I'm trying to learn Scala and the Play Framework at the same time. Scala looks to me like it has a lot of really cool ideas, but one of my frustrations is trying to understand all of the different syntaxes for methods/functions/lambdas/anonymous functions/etc.
So I have my main application controller like so:
object Application extends Controller {
def index = Action {
Ok(views.html.index("Your new application is ready."))
}
}
This tells me I have a singleton Application
that has one method, index
, that returns what type?? I was expecting index
to have a definition more like:
def index(req: Request) : Result = { ... }
Looking at Play Framework's documentation, it looks as though Action
is a trait, that transforms a request to a result, by I'm having a hard time understanding what this line is saying:
def index = Action { ... }
I come from a Java background, so I don't know what this is saying? (this statement feels like it's saying "method index = [some interface Action]", which doesn't make sense to me; it seems something beautiful is happening, but it is magic to me, and I feel uneasy with magic in my code ;))

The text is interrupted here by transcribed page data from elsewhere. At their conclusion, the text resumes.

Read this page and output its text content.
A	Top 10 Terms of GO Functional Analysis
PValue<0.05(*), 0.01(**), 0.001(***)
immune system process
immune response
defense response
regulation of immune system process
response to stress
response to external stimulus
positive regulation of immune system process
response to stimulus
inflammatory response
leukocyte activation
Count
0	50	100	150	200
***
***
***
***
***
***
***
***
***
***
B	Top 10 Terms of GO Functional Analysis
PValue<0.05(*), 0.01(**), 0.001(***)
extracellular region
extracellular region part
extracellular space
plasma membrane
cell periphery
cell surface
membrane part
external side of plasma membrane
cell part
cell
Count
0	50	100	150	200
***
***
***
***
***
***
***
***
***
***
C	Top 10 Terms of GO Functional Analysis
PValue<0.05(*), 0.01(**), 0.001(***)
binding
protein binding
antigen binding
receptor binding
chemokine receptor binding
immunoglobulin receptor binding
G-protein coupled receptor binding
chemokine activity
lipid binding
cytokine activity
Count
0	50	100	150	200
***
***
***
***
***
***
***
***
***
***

When you invoke an object as if it were a function, that's translated into a call to apply
. Ie:
foo(bar)
is translated into
foo.apply(bar)
So, inside index
you are calling the Action
object as if it were a function, which means you are actually calling Action.apply
.
The return type of index
is omitted because the compiler can infer it to be the return type of Action.apply
(which I guess from the name is Unit
).
So the short answer to this question is that there's some stuff going on behind the scenes that makes the above work: namely that the compiler is inferring types, and in Scala, objects with an apply
method can get called as if they were functions.
So what's going on here is that this code:
def index = Action {
Ok("Hello World!")
}
...is equivalent to (or rather shorthand for) this code:
def index : Action[AnyContent] = Action.apply(
(req: Request[AnyContent]) => {
Ok(views.html.index("Hello World!"))
} : Result
)
The magic is happening here: ... = Action {...}
. Action {...}
says "call Action
with this anonymous function {...}
".
Because Action.apply
is defined as apply(block: => Result): Action[AnyContent]
, all of the argument-/return- types can be inferred.